Deadlines drove some cartoonists last night. R. J. Matson posted this on Facebook today, and admitted he wasn't quite satisfied with it:

”I drew this before the debate started last night to meet Roll Call's publication deadline for today's paper. It's not entirely off target, considering what transpired on stage and in spin rooms everywhere, but it could be sharper. Back to the drawing board today...”
(If I were going to quibble – and regular readers (all five of 'em) know that's so not me – I'd say cartoon's problem is not so much about sharpness as that Trump is shown clearing his much-lower bar, but a lot of post-debate commentary, focus groups, etc., suggest he didn't even manage that.)

One last thought on last night's debate (and the campaign in general): When Trump says not paying taxes “makes me smart,” when he brags about having made money off the Great Recession and insists that doing so is simply “called business,” when he muses on the equivalent of strategic bankruptcy for the federal government, when he says he'd tear up existing international treaties (the equivalent in his mind of business contracts?) – those are all morally sketchy but currently acceptable business tactics that have helped bring him whatever wealth he has. In a smarter world than ours, this would put to death forever the foolish idea that America is a business and should be run as a business by a CEO in Chief.
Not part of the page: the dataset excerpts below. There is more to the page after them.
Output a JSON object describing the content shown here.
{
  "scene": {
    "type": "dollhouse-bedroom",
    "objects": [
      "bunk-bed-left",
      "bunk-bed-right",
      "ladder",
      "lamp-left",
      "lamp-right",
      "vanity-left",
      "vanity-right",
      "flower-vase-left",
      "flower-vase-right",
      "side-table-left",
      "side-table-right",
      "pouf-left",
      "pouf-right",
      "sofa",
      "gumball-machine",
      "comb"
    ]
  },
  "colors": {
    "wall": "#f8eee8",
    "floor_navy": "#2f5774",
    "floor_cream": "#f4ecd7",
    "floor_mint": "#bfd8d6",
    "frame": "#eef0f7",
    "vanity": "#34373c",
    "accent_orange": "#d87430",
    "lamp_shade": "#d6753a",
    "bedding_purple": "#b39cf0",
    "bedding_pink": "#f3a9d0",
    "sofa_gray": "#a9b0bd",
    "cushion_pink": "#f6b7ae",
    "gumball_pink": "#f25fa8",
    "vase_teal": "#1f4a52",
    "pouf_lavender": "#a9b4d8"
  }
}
Meanwhile, it's still 2016 in America, so every cartoonist has many opportunities to sharpen his or her cartoons about police shooting black citizens. Since there are only so many ways you can depict police standing over a dead civilian or black parents having The Talk with their children, kudos to Mike Luckovich for finding in the particulars of the Terence Crutcher killing something on which to base some novel but admittedly ultragrim humor.

Today's toons were selected from the week's offerings at McClatchy DC, Cartoon Movement, Go Comics, Politico's Cartoon Gallery, Daryl Cagle's Political Cartoons,, The Nib, and other fine sources of cartoon goodness.

The regular p3 toon review will be back Sunday-ish.